Global oil markets are bracing for potential turmoil as J.P. Morgan issues a stark warning: crude prices could surge beyond $150 per barrel if escalating Middle East tensions lead to prolonged supply disruptions. The bank’s analysis highlights the vulnerability of key oil-producing nations and critical shipping lanes, suggesting a significant impact on global energy supplies.
J.P. Morgan’s analysis indicates that ongoing conflicts in the Middle East could lead to substantial daily oil production losses. The bank’s commodity analysts project that by the end of the week, these losses could surpass 3 million barrels per day, potentially climbing to over 4 million barrels daily if the situation persists for more than a couple of weeks.
Iraq is identified as the most at-risk nation, with limited storage capacity that could force significant production shut-ins. Kuwait has already begun curbing its output due to similar storage constraints. The longer the conflict continues, the more severe the impact on global oil supply is expected to be, with projections suggesting shut-in production could reach 3.8 million barrels daily by day 15 of the conflict and 4.7 million barrels daily by day 18.
The Strait of Hormuz, a vital waterway for global oil transportation, is at the center of these concerns. Reports indicate that tanker traffic through the strait has been severely reduced due to threats and potential attacks. Iran has explicitly stated its intention to block any vessels attempting to pass through the strait, raising fears of a complete shutdown.
In response to these growing threats, the United States is reportedly considering measures such as offering tanker insurance and providing Navy escorts for vessels in the Persian Gulf. However, the effectiveness and scope of these measures remain to be seen.

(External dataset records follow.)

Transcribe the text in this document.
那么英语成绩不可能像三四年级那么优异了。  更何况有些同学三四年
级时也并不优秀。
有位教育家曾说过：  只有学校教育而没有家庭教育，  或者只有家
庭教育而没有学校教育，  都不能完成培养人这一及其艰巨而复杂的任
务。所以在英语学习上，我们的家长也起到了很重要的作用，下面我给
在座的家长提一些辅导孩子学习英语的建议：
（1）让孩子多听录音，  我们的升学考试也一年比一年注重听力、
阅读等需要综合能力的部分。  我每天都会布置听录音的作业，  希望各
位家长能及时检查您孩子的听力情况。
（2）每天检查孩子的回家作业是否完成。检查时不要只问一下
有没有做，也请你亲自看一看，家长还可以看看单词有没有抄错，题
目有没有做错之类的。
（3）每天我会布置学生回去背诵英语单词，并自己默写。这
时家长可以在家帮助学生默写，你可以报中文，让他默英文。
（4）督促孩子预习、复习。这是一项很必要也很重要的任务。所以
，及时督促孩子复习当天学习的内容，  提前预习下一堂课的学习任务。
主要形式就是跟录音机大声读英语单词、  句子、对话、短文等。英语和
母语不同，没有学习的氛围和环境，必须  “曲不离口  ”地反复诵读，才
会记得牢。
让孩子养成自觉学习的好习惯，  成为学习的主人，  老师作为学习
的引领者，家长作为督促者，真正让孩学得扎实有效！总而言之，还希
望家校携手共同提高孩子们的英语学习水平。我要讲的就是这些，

The combination of reduced supply and the potential for further disruptions in critical shipping lanes points towards a significant upward pressure on oil prices. J.P. Morgan’s forecast of prices exceeding $150 per barrel underscores the gravity of the situation. If disruptions persist into mid-May, the bank warns that the market could face a severe oil shock, with prices potentially reaching unprecedented levels.